Prozell is still carries the same swagger on the mound he always has. The right-hander is still heavy-ball filthy with a chip-on-this-shoulder edge. The big different between his game now, from his years at Carlmont and CSM, is he now pitches exclusively. Until his sophomore year at CSM in 2019, he was long revered as a legitimate two-way threat, notching a career .309 batting average with the Bulldogs.

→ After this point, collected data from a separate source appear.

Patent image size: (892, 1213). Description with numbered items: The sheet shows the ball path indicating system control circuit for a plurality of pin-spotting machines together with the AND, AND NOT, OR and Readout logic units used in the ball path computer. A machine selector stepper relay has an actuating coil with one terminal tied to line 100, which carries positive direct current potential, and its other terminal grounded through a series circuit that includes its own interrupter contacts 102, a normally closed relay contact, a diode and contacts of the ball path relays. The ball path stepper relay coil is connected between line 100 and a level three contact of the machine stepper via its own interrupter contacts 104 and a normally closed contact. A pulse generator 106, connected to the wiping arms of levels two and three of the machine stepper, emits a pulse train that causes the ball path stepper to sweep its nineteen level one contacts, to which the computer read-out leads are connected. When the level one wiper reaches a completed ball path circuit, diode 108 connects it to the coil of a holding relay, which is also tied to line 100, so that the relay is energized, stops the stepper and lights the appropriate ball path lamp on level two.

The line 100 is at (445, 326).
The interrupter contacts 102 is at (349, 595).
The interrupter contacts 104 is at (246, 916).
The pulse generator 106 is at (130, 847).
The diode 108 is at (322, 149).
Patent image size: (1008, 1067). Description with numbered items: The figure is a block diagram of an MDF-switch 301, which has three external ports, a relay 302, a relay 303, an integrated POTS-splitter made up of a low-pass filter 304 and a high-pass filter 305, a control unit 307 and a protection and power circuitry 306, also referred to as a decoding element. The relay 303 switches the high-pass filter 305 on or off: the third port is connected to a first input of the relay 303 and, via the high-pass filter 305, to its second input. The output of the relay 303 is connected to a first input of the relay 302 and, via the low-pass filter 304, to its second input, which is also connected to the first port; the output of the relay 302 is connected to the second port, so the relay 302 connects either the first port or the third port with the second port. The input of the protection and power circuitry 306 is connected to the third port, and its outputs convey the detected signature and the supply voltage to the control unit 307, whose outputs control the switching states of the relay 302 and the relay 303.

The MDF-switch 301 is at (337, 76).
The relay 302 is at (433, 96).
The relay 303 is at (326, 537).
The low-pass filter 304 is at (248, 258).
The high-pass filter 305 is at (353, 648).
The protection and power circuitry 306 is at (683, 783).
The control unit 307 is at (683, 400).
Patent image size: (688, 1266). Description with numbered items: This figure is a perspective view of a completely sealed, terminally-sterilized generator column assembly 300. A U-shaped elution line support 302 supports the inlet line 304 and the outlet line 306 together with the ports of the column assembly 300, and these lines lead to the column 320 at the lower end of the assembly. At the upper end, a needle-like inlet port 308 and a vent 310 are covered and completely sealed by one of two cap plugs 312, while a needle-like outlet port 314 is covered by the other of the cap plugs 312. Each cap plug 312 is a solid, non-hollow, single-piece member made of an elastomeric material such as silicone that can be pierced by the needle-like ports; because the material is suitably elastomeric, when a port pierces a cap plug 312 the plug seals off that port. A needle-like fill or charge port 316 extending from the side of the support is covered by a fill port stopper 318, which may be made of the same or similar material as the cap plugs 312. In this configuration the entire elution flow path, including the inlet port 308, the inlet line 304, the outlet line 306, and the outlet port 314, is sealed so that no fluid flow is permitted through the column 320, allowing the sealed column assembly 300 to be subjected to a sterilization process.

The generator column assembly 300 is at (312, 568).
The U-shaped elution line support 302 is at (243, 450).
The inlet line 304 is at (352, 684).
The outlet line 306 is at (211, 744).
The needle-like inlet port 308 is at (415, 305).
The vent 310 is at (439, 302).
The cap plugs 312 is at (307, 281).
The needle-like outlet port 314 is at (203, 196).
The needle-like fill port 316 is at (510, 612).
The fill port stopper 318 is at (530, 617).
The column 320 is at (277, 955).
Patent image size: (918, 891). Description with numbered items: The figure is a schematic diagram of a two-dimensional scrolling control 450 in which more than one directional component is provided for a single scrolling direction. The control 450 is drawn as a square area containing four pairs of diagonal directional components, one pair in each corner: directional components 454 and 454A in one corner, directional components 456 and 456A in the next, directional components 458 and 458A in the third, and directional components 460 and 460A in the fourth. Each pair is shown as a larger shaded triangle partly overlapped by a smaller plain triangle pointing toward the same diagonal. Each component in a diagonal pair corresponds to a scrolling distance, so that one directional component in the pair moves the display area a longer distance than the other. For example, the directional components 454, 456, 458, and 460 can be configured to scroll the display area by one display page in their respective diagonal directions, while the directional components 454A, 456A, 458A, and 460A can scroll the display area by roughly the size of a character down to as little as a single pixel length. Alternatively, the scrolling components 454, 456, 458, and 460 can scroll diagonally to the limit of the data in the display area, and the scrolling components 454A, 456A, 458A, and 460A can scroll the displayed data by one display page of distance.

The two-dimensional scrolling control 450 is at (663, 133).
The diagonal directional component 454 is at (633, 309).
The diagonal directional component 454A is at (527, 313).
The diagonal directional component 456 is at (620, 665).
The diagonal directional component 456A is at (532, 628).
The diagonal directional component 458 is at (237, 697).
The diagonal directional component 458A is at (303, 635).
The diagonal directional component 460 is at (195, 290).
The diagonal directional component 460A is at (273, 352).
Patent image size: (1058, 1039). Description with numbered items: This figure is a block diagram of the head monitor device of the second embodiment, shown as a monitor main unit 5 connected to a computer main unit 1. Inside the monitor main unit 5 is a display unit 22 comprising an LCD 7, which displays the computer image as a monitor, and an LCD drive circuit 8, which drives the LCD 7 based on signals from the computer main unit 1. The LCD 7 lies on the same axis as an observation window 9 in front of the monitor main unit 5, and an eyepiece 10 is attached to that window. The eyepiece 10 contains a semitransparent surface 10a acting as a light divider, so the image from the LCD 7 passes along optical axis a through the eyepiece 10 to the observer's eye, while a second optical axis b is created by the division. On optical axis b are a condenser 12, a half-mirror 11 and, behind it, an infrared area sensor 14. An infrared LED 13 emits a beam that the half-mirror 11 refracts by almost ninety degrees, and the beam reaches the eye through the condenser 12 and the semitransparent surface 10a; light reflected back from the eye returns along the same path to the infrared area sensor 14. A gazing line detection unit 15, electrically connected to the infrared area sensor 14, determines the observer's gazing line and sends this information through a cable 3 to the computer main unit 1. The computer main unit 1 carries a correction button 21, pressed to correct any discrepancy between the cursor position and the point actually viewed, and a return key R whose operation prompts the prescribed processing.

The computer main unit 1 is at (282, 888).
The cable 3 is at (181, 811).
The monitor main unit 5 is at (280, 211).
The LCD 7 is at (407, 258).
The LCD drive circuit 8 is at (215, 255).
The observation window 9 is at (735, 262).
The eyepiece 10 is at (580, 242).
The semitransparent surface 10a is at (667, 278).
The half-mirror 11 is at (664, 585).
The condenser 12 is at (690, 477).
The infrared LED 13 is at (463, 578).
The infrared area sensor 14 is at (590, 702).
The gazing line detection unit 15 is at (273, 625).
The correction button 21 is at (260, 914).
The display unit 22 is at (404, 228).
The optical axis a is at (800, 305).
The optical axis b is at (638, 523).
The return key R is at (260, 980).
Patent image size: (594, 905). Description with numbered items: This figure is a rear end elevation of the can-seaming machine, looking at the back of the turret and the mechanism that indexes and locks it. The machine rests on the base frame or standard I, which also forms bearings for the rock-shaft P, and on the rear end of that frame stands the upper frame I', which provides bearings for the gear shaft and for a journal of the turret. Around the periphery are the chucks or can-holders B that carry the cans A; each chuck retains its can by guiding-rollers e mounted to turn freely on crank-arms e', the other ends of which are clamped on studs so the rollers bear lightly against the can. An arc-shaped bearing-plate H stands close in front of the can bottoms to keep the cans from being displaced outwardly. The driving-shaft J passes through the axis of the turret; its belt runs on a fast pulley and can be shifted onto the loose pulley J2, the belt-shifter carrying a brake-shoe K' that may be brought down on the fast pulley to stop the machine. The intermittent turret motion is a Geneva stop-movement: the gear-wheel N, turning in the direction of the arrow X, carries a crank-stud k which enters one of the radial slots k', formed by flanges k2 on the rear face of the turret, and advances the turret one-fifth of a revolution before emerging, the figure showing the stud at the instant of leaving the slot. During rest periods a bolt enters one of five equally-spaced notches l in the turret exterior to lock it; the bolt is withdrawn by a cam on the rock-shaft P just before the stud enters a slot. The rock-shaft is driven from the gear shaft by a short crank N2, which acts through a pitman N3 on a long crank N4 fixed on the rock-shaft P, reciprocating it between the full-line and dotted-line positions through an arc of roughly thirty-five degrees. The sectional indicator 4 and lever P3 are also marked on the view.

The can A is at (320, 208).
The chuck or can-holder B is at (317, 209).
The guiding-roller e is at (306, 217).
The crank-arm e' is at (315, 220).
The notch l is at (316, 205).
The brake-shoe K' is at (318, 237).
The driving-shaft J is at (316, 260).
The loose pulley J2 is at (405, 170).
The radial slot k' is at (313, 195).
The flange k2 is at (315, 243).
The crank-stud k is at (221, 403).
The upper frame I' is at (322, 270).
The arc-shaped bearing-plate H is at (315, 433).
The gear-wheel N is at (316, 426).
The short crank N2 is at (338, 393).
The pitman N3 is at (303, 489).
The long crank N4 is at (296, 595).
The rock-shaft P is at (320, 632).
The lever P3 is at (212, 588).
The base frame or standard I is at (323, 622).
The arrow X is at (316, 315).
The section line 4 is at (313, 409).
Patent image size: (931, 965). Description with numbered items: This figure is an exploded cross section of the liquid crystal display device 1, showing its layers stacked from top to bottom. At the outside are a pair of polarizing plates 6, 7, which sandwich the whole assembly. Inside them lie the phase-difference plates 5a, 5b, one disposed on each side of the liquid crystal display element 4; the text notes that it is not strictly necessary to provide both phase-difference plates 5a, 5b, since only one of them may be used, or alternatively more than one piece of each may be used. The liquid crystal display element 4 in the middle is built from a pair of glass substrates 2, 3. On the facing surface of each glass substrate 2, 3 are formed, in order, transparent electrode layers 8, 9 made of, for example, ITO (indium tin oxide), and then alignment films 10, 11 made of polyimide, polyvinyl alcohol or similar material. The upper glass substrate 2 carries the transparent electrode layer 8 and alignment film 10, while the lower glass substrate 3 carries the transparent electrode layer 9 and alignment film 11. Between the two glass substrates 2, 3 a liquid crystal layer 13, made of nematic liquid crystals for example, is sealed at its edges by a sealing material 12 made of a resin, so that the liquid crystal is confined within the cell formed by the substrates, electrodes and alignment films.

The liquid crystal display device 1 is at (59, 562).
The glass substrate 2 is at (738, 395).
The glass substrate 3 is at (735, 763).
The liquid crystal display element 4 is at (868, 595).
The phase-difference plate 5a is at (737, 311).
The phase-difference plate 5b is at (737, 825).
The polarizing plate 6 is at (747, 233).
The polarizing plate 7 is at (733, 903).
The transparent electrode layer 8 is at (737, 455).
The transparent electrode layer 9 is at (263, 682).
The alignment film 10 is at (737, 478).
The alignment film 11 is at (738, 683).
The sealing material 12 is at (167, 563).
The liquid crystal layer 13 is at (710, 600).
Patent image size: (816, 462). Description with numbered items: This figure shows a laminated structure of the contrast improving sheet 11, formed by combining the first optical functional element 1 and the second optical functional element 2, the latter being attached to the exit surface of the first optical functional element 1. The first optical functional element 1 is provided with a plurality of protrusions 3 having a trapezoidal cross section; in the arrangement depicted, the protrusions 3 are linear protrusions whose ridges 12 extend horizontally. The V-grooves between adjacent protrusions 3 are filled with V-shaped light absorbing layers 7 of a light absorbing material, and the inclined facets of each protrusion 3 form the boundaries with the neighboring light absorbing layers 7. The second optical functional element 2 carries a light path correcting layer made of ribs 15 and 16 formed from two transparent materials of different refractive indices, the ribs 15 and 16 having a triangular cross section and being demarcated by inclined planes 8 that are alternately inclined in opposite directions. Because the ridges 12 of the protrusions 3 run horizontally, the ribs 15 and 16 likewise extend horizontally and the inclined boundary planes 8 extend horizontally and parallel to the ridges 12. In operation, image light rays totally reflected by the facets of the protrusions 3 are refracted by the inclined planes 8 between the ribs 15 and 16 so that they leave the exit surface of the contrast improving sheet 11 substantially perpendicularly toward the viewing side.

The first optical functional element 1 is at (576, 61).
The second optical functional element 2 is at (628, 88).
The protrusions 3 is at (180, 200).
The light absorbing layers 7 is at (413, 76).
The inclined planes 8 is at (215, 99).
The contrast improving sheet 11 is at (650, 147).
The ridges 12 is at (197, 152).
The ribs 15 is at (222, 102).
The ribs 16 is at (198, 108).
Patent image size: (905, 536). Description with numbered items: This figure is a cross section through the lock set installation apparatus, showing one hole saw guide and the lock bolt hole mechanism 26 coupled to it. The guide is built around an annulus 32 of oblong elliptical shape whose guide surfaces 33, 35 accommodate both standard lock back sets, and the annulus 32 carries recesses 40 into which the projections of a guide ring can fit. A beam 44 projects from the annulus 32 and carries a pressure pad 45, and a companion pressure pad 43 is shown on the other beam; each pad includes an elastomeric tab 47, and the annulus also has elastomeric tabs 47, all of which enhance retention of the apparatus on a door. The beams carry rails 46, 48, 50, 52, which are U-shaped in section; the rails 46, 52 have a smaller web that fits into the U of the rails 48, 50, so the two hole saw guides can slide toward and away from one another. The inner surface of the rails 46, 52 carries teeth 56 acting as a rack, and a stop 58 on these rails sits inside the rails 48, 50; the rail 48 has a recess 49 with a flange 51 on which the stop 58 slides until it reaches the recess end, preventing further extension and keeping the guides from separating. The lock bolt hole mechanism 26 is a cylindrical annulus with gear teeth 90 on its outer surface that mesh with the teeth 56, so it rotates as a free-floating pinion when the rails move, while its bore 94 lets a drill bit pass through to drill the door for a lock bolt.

“At junior college it was a grind,” Prozell said. “I had to do a lot of extra work for being two way, a lot of extra hours at practice, always coming home late … and I thought that pitching could get me the farthest, and I wanted to focus on that for the rest of my career.”
The right arm of Prozell certainly plays. He was one of the standouts of CSM’s pitching staff in 2019, and that’s really saying something. The Bulldogs threw down a staff ERA of 3.83, with a majority of the pitchers now performing at the four-year level: Jamie Kruger, Westmont College; Nico Zeglin, Gonzaga University; Brett Karalius, Rogers State; Austin Moberg, San Francisco State; and Zach Button and Carlo Lopiccolo, Cal Poly.
Prozell, though, won two legs of the Coast Golden Gate Conference pitching triple crown with eight wins and a 2.54 ERA. His 74 strikeouts ranked second to Kruger’s conference-leading 80.
Heading into 2021, Prozell said the ball is coming out of his hand mighty fine.
“Perfect,” Prozell said. “I just need a little bit of time, get some innings in, see how I’m doing against live hitters, but so far so good.”
It took Prozell a couple games to get the kinks out at San Jose State. Making his Spartans debut Feb. 16, 2020 at Santa Clara, he got touched for four runs in three innings. But he left the butterflies behind, he said, and got on track two weeks later, dealing at Utah Valley, allowing one run on five hits through six innings while striking out eight.
The 6-1 right-hander is looking to pick up this weekend where he left off.
“I think it’s going to be like usual,” Prozell said. “I’m going to hold my self-confidence as always and make the most of my opportunity. But I definitely think there’s going to be some jitters from not being out there for so long.”